There were other opportunities. Had Alastair Cook's throw been better, Dean Elgar might have been run out on 12. Had James Anderson's throw been better, Amla might have been run out on 62 and had Kieswetter not behaved like a man with an allergy to cricket balls, AB de Villiers might have been caught off Tim Bresnan for 1. But England's fielding, so impressive won they won the Ashes and the World Twenty20, has become consistently fallible of late. Worryingly, they appear to have few answers as to why that might be.
"It's so frustrating," Cook, England's ODI captain, said afterwards. "You watch us practise - we practise incredibly hard - and no chances go down. Nothing has changed in the last two years in terms of what we do in our fielding practises but, in the last month-and-a-half we've started to drop very good players. And very good players punish us. If you want to compete with the best, you can't do that and Amla has made us pay again."
"It's more frustrating when you set high standards and you don't come anywhere near that. We didn't play very well"
England captain Alastair Cook
Cook was admirably frank in his assessment of his side's performance. He accepted that they had underperformed in all areas and, though he admitted the batsmen had been forced to chase a total some way above par on a slow, low pitch offering substantial assistance to spin bowlers, he picked out the batsmen for fault after some "soft dismissals". Ravi Bopara and Eoin Morgan, who both slapped long-hops to fielders, and Kieswetter, who played horribly across the turning ball in a manner that bodes ill for his chances on the subcontinent, were particularly culpable.
"You can blame the soft dismissals with the bat, and we were sloppy in the field," Cook said. "We bowled well for some of it and for some of it we didn't. So you can say all of those things. It's almost more frustrating when you set high standards and you don't come anywhere near that. It was not one of our best days. We didn't play very well. If you're going to chase 280, someone in the top four or five needs to get a hundred. Twenties and forties aren't going to win you the game."

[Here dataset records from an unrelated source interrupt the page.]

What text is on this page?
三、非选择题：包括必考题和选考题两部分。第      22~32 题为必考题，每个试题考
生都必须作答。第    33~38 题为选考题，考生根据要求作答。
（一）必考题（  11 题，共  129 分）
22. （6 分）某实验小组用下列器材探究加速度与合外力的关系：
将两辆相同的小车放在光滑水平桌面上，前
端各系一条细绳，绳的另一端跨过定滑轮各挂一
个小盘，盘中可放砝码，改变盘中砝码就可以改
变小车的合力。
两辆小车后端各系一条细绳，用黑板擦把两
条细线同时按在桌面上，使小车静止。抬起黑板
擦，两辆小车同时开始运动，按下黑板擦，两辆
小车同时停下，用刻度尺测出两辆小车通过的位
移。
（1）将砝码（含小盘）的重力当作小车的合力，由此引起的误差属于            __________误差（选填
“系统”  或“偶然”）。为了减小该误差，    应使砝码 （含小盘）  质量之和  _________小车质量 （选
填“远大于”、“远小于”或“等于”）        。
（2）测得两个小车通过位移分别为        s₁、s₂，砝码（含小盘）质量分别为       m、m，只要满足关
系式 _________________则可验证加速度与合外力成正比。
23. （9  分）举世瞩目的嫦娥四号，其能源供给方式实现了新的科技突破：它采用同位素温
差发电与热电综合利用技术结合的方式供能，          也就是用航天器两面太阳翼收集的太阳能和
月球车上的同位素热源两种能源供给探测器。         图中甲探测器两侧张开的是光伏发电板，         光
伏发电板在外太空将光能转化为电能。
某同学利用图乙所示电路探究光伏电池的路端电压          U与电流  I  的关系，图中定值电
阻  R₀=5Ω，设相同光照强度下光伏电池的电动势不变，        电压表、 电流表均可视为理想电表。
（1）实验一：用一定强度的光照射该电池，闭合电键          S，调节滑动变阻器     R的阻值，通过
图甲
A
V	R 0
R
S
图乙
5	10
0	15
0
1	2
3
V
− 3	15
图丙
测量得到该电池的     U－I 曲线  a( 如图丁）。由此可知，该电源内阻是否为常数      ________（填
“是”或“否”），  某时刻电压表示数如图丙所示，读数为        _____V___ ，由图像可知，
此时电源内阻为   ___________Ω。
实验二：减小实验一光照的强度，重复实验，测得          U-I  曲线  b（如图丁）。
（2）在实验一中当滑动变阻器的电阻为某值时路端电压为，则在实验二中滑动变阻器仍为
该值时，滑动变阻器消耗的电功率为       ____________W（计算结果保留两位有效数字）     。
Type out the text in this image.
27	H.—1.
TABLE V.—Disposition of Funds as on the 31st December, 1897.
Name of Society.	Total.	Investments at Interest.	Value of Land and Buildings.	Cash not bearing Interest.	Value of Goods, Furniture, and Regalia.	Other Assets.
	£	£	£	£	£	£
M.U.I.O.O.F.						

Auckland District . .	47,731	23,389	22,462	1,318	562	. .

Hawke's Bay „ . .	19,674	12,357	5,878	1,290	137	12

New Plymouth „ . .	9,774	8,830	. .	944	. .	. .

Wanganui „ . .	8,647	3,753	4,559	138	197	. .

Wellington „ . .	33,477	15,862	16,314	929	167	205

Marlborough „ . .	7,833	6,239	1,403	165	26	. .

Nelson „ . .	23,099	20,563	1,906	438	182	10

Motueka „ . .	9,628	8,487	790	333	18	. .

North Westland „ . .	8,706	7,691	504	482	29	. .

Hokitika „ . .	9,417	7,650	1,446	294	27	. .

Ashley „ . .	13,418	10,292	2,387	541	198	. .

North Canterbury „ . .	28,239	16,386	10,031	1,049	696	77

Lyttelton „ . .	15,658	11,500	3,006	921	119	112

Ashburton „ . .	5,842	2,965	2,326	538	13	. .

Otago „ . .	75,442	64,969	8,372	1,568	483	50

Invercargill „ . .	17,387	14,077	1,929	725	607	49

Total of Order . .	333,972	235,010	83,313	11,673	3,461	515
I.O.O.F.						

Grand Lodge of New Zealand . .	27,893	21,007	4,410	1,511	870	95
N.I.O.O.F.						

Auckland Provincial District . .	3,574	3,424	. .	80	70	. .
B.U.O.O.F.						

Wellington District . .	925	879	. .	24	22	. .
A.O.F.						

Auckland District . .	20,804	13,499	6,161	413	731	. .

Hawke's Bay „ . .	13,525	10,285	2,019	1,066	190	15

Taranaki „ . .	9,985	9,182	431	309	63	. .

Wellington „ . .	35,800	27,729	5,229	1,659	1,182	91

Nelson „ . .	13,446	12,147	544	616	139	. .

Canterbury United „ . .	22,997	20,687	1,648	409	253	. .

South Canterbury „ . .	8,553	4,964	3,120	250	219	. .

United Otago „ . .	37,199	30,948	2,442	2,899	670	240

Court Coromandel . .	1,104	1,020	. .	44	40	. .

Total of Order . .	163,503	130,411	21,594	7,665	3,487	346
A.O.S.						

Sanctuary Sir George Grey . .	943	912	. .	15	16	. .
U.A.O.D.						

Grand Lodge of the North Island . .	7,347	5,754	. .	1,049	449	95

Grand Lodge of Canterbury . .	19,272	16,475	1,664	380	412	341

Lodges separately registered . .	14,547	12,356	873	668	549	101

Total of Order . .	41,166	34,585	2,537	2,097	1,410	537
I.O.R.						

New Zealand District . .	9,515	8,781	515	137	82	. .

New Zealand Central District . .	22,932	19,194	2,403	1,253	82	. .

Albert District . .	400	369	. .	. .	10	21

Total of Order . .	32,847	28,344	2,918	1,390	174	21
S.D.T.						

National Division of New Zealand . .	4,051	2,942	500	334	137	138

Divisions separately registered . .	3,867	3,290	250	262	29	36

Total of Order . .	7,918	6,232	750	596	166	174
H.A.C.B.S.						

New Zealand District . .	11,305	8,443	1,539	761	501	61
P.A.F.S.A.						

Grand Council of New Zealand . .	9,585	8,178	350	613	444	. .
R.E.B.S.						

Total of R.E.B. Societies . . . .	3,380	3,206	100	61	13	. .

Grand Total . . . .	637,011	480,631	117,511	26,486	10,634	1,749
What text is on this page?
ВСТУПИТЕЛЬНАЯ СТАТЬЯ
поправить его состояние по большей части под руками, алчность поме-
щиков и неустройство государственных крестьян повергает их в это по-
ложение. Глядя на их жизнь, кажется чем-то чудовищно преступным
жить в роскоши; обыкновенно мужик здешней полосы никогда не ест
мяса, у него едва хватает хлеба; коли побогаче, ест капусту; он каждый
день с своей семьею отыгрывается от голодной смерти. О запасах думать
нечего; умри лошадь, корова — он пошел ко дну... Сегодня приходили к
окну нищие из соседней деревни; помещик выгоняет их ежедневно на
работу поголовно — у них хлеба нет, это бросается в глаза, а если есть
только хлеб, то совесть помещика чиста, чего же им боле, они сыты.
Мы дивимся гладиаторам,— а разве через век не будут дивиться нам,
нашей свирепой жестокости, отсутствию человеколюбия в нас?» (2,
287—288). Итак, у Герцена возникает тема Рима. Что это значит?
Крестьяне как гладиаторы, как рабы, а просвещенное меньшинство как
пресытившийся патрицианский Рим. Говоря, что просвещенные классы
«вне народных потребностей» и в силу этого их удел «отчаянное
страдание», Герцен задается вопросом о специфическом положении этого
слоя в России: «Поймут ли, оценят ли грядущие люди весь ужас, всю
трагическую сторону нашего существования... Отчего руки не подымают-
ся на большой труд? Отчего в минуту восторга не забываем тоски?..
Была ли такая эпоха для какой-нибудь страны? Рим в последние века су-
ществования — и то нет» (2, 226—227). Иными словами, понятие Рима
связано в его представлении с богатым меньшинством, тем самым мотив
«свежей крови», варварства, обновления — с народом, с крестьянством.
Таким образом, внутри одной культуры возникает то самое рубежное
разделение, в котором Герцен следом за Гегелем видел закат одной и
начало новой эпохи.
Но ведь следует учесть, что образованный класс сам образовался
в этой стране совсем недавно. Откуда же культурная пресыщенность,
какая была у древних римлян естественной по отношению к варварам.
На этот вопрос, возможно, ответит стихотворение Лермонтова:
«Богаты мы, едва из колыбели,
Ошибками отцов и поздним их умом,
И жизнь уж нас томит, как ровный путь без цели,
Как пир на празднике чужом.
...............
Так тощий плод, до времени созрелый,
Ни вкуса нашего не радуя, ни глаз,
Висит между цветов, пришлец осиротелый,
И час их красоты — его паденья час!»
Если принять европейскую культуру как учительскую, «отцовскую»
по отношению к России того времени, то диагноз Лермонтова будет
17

Losing against a side as good as South Africa is no disgrace. Until this match, England had won their last ten completed ODIs and were top of the ICC rankings. That run of success was bound to came to halt at some stage and most dispassionate observers always accepted that their No. 1 ODI status flattered them a little. England are also only 1-0 down in the series with three games to play.
"This result doesn't change anything," Cook said. "It's frustrating. It's annoying as a captain and all the players will be hurting. But you don't throw everything out of the window because of one bad performance. It was a surprise when we got the No. 1 status and today just shows how much work we still have to do."
Cook knows, however, that this game featured a catalogue of errors - with the bat, with the ball but most of all in the field - that will undermine any opportunity to gain a foothold in this series. England's biggest challenge is to cut out the self-inflicted injuries that have become worryingly ubiquitous of late.